On Thursday night, 6th March, 2008 NCN which employs several of these transgressing broadcasters rushed, for some reason, to confirm the accuracy of this perception by airing a palpably ill-read story between 19:30 hours and 20:00 hours.
I quickly lost interest in the recital of a story the words of which were screened, when the name Brady (Braydee) was pronounced ‘Braadee’. When soon I discovered that the reader was unfamiliar with a ‘cigar’ and called it a ‘cigger’ (rhyming with digger), I promptly demitted the channel.
I have always wondered why certain public organisations and particularly communication organisations, are allowed to flout their mediocrity with such impunity.

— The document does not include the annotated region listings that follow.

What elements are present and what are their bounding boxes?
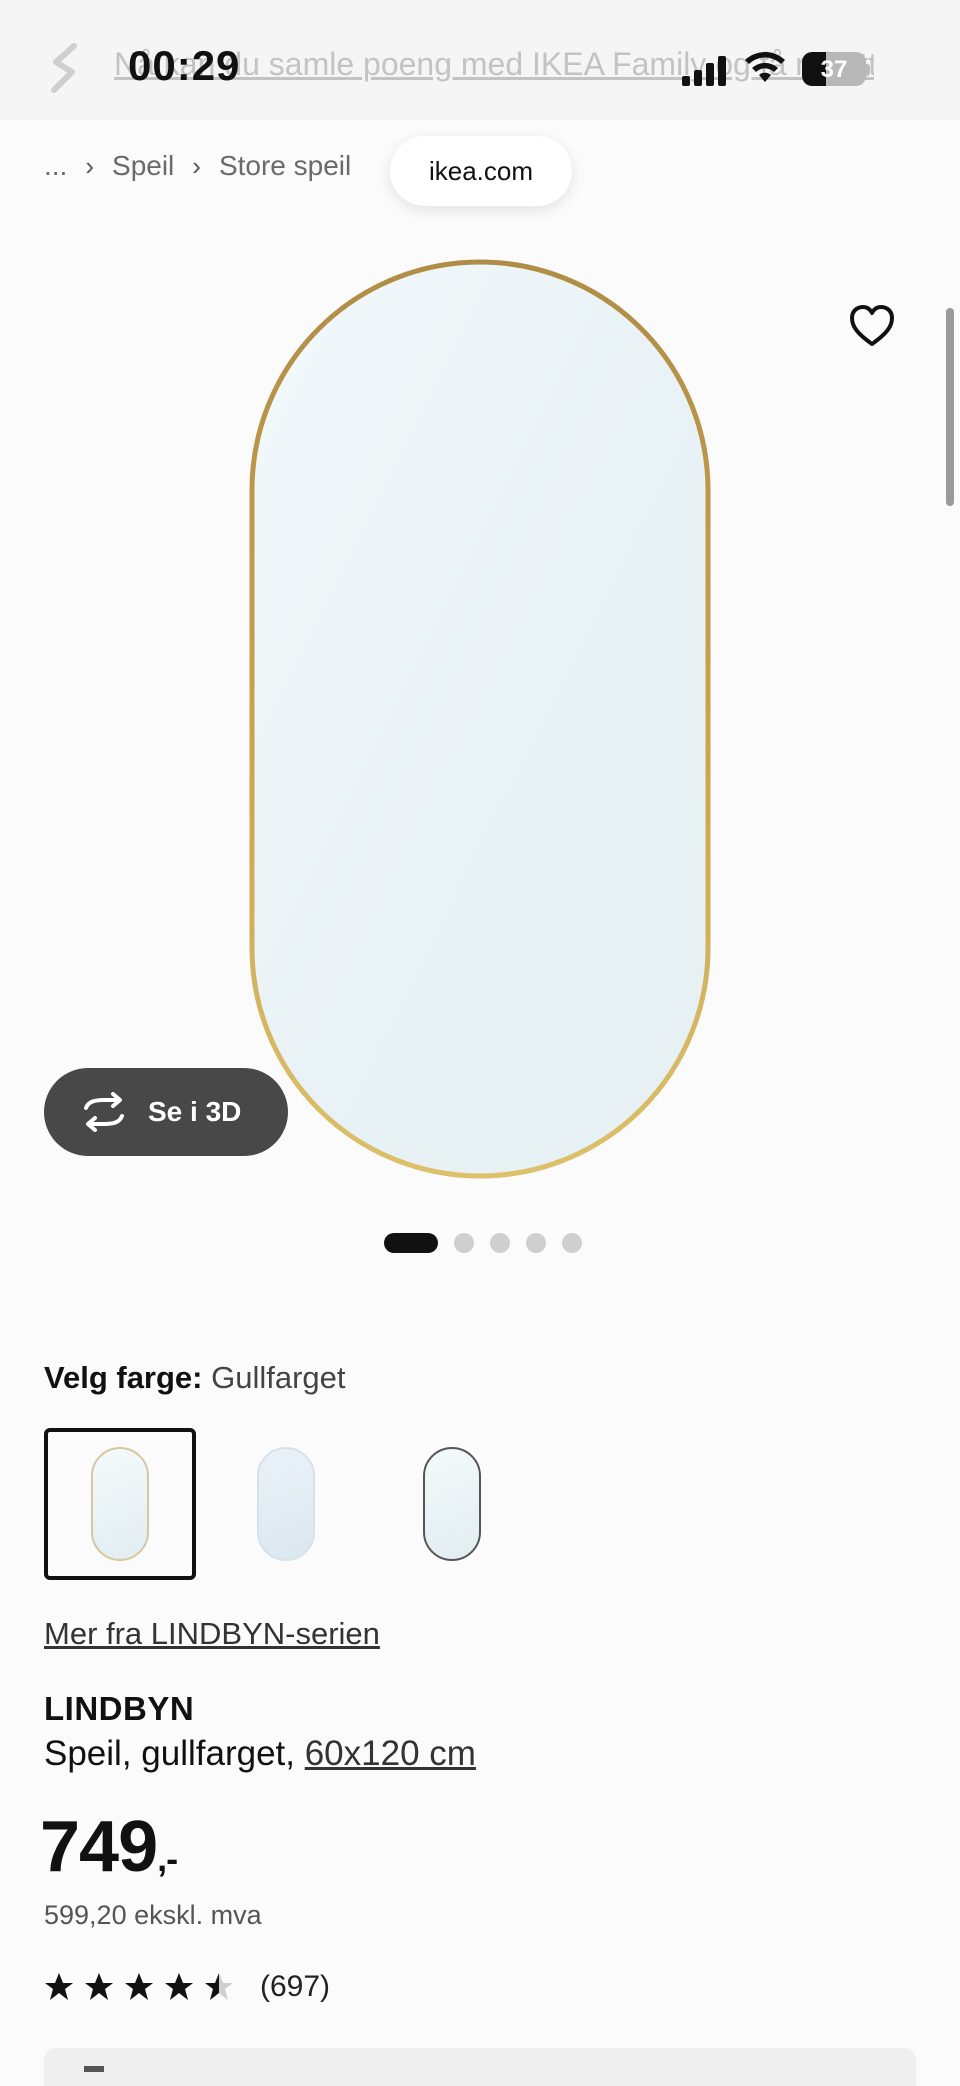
swatch-black[interactable] <box>376 1428 528 1580</box>
cellular-signal-icon <box>682 56 726 86</box>
star-icon <box>45 1973 73 2000</box>
product-size-link[interactable]: 60x120 cm <box>305 1734 476 1773</box>
swatch-gold[interactable] <box>44 1428 196 1580</box>
chevron-right-icon: › <box>192 150 201 181</box>
status-time: 00:29 <box>128 42 241 89</box>
card-icon <box>84 2066 104 2072</box>
product-description-text: Speil, gullfarget, <box>44 1734 305 1773</box>
star-icon <box>205 1973 233 2000</box>
family-icon <box>51 43 77 93</box>
color-select-heading: Velg farge: Gullfarget <box>44 1360 346 1396</box>
swatch-no-frame[interactable] <box>210 1428 362 1580</box>
info-card[interactable] <box>44 2048 916 2086</box>
series-link[interactable]: Mer fra LINDBYN-serien <box>44 1616 380 1652</box>
color-select-label: Velg farge: <box>44 1360 203 1395</box>
view-3d-button[interactable]: Se i 3D <box>44 1068 288 1156</box>
product-price: 749,- <box>40 1806 178 1888</box>
swatch-no-frame-thumb <box>257 1447 315 1561</box>
price-ex-vat: 599,20 ekskl. mva <box>44 1900 262 1930</box>
breadcrumb-ellipsis[interactable]: ... <box>44 150 67 182</box>
carousel-dot[interactable] <box>384 1233 438 1253</box>
carousel-dot[interactable] <box>490 1233 510 1253</box>
mirror-illustration <box>249 259 711 1179</box>
color-swatches <box>44 1428 528 1580</box>
swatch-gold-thumb <box>91 1447 149 1561</box>
wifi-icon <box>745 52 785 82</box>
product-description: Speil, gullfarget, 60x120 cm <box>44 1734 476 1774</box>
product-rating[interactable]: (697) <box>44 1970 330 2004</box>
battery-tip <box>866 64 870 76</box>
star-icon <box>125 1973 153 2000</box>
carousel-dot[interactable] <box>454 1233 474 1253</box>
heart-icon[interactable] <box>848 302 896 350</box>
star-icon <box>165 1973 193 2000</box>
breadcrumb-item-speil[interactable]: Speil <box>112 150 174 182</box>
battery-level: 37 <box>820 56 848 83</box>
rotate-3d-icon <box>84 1092 124 1132</box>
carousel-pagination <box>384 1233 582 1253</box>
swatch-black-thumb <box>423 1447 481 1561</box>
color-select-value: Gullfarget <box>211 1360 346 1395</box>
carousel-dot[interactable] <box>526 1233 546 1253</box>
product-brand: LINDBYN <box>44 1690 195 1727</box>
battery-indicator: 37 <box>802 52 866 86</box>
breadcrumb: ... › Speil › Store speil <box>44 150 351 182</box>
price-value: 749 <box>40 1807 158 1887</box>
status-bar: Nå kan du samle poeng med IKEA Family og… <box>0 0 960 120</box>
scrollbar[interactable] <box>946 308 954 506</box>
star-icon <box>85 1973 113 2000</box>
product-image[interactable] <box>248 258 712 1180</box>
carousel-dot[interactable] <box>562 1233 582 1253</box>
rating-count: (697) <box>260 1970 331 2003</box>
url-pill[interactable]: ikea.com <box>390 136 572 206</box>
view-3d-label: Se i 3D <box>148 1096 242 1127</box>
price-suffix: ,- <box>157 1838 178 1879</box>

Apart from occasional news programmes, I have long tried to escape the assault on the senses by untrained voices, poor enunciation and the sub-literacy so purposefully exhibited on our visual media. Cumulatively they constitute an embarrassment to better informed Guyanese; and must also be a source of bemusing instruction to enquiring foreigners as to the local industry’s ‘professional’ standards. Certainly the latter are a stark and negative contrast to the standards executed in the rest of the Caribbean, some of which are exhibited nightly on our local screens.
As a former broadcaster I reflect every now and then the chill that gripped me when I realised that one mis-pronunciation which slipped through my presentation would have been heard by my boss A. J. Seymour, and that I would have to face his cold, caressing reprimand next morning.
This insistence on celebrating mediocrity is becoming increasingly institutionalised and is an unwelcome facet of our cultural landscape.